Hmmm, I try a new approach, “Why would the wolves be here? Wolves don’t live in this country and if they did they certainly wouldn’t live in the city.”
“But foxes do and wolves are bigger than foxes so wolves would be better at living in the city” she replied. Damn she’s good I thought.
“Yes but,” I said, realising I’m now just promoting the idea of a post bedtime debate that is essentially just helping her achieve her original goal of not being in bed. “Yes but,” I said, “wolves like to run around and hunt animals. There aren’t enough animals in the city for wolves to hunt.”

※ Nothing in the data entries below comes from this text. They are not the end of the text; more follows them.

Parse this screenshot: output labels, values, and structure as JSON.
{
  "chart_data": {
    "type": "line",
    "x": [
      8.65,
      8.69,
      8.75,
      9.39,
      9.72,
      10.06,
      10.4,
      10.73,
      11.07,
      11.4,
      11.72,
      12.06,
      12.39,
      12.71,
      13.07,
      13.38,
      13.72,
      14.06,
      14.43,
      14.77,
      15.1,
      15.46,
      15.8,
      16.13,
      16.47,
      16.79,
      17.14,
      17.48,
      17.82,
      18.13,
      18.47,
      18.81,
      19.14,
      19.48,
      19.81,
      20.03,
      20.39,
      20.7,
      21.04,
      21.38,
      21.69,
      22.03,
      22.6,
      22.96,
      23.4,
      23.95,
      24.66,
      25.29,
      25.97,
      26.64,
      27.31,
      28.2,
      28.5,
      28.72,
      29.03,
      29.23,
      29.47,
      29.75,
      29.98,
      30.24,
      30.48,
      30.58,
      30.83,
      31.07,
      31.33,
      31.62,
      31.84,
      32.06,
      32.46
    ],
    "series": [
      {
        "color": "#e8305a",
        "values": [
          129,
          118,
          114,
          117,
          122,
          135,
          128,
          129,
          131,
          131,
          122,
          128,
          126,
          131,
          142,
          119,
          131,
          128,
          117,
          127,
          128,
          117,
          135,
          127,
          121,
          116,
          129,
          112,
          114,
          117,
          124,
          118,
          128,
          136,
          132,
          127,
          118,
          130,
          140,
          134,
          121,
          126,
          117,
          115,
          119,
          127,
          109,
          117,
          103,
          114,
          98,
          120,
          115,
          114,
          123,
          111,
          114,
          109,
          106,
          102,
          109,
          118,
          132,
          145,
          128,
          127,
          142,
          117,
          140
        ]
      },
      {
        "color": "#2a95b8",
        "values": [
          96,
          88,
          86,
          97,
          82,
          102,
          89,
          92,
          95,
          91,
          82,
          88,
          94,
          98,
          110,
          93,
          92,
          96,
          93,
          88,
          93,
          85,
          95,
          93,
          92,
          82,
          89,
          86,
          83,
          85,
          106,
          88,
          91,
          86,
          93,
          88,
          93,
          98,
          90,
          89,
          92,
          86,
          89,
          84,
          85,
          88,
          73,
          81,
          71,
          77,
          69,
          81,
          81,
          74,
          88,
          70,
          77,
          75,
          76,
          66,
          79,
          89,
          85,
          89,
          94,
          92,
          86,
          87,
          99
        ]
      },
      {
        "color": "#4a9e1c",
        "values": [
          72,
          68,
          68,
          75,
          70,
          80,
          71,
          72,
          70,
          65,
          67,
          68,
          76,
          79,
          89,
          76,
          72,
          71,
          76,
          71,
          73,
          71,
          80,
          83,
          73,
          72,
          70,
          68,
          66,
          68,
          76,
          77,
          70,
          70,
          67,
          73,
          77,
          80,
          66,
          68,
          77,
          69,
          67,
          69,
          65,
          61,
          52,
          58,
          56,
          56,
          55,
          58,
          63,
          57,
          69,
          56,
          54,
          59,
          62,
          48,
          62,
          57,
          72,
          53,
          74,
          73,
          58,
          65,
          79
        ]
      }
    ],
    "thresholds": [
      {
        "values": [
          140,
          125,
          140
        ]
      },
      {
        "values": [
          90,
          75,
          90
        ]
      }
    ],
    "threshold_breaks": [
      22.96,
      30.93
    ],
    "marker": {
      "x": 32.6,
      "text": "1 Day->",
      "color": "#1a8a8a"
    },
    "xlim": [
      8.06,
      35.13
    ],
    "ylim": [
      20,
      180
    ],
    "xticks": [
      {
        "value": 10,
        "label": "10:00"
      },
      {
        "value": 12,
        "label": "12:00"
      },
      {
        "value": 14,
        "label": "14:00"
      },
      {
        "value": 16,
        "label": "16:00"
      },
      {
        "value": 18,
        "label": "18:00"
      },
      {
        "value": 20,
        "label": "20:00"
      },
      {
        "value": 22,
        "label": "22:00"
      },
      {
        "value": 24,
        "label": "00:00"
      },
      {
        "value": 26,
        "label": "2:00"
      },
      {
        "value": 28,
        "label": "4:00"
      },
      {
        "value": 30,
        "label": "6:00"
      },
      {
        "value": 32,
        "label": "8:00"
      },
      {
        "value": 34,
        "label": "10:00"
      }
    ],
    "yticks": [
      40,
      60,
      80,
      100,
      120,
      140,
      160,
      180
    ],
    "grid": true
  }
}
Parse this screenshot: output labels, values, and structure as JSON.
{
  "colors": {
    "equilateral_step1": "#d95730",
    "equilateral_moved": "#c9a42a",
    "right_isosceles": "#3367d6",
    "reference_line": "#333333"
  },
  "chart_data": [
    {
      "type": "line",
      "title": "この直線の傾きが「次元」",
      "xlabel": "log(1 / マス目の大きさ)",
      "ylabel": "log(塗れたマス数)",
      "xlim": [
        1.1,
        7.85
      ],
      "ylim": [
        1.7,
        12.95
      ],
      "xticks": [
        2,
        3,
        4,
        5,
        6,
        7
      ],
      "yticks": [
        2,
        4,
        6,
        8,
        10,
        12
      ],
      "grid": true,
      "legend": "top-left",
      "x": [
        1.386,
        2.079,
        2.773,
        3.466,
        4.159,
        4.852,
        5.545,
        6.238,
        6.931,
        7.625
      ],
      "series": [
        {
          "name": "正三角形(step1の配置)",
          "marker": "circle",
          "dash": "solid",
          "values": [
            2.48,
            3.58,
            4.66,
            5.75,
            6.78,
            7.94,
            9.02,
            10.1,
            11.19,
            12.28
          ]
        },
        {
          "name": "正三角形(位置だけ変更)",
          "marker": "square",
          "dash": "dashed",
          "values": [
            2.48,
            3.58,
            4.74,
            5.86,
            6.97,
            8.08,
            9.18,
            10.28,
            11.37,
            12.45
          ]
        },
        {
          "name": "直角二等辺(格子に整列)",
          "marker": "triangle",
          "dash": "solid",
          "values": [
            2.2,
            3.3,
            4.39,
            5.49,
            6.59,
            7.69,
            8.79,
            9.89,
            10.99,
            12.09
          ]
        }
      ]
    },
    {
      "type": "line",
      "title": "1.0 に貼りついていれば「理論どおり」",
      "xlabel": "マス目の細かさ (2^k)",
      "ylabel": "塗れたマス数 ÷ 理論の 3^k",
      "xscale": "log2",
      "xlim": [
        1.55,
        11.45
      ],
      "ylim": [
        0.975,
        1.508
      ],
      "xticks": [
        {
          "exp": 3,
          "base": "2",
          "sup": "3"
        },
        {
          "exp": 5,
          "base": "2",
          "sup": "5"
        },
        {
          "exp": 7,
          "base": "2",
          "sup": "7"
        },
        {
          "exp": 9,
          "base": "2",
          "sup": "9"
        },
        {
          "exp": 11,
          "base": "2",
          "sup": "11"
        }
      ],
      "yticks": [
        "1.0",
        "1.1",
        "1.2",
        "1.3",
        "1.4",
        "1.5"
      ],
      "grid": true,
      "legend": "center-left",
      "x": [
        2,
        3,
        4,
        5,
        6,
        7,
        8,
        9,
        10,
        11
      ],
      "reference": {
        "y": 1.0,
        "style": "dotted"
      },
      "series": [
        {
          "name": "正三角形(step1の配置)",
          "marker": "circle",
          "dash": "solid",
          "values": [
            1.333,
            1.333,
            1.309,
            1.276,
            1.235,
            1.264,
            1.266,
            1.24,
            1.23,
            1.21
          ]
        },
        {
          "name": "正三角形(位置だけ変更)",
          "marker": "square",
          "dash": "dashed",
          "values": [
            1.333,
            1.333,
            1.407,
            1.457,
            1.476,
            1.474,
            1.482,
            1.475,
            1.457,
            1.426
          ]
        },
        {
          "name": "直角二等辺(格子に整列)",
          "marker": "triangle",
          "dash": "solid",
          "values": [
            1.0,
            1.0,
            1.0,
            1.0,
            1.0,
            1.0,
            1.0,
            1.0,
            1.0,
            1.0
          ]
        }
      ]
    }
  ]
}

“That’s why they might try to get me!”
I ran head first into that one. How did I not see that coming? She’s not just good, she’s damn good! So I thought for a moment and then realised this post bedtime, fantastical debate is not lost, I just need a new strategy. There’s no point trying to convince her of something that is clearly true (except in the mind of a bedtime fighting 5 year old) but only gives her reason to argue and as a result, achieve her goal of not being in bed. Instead, why not agree with her but offer a security blanket, something she can hold onto wherever she goes and that can never be left behind. So I say this, “Ok, you’re right, the wolves might come into the city and as there are clearly not enough animals for them to eat, they could come and try to get you. But guess what, you have something they don’t.”
I’ve created intrigue now, brilliant, the debate shifts in my favour. “What’s that?” she asks.
“You’ve got me. And because you’ve got me, the wolves will never come near you and certainly wouldn’t ever dare to hurt you. Do you know why?”
“Because I am the scariest of all the scary things in the world.”
That’s right, it’s bedtime and I’ve just told my 5 year old daughter that the scariest thing in the whole world is sitting right next to her. But you see this doesn’t matter, because now she knows that of all the scary things in the world, the scariest of them all loves HER. And so nothing else can do her any harm, even though she did try to throw a few examples my way:
“What even vampires are scared of you?”
“Yes, even vampires.”
“Yep even zombies.”
All the while I am becoming increasingly concerned about her knowledge of horror characters, until she finally asks, “But what if you’re not here? How will you scare them away?”
To which the reply was and still is, “It’s well known among all scary things that you are my daughter, and there is not a scary thing in this world that is brave enough to upset, hurt or anger the scariest of all the scary things and if anyone or anything were to hurt or upset you, that would make me angry and bring out the scariness.” She then gave me a kiss and went back to bed.
So that is why it’s ok to have my daughter believe I am the scariest thing in all the world. Because what better person is there to protect you?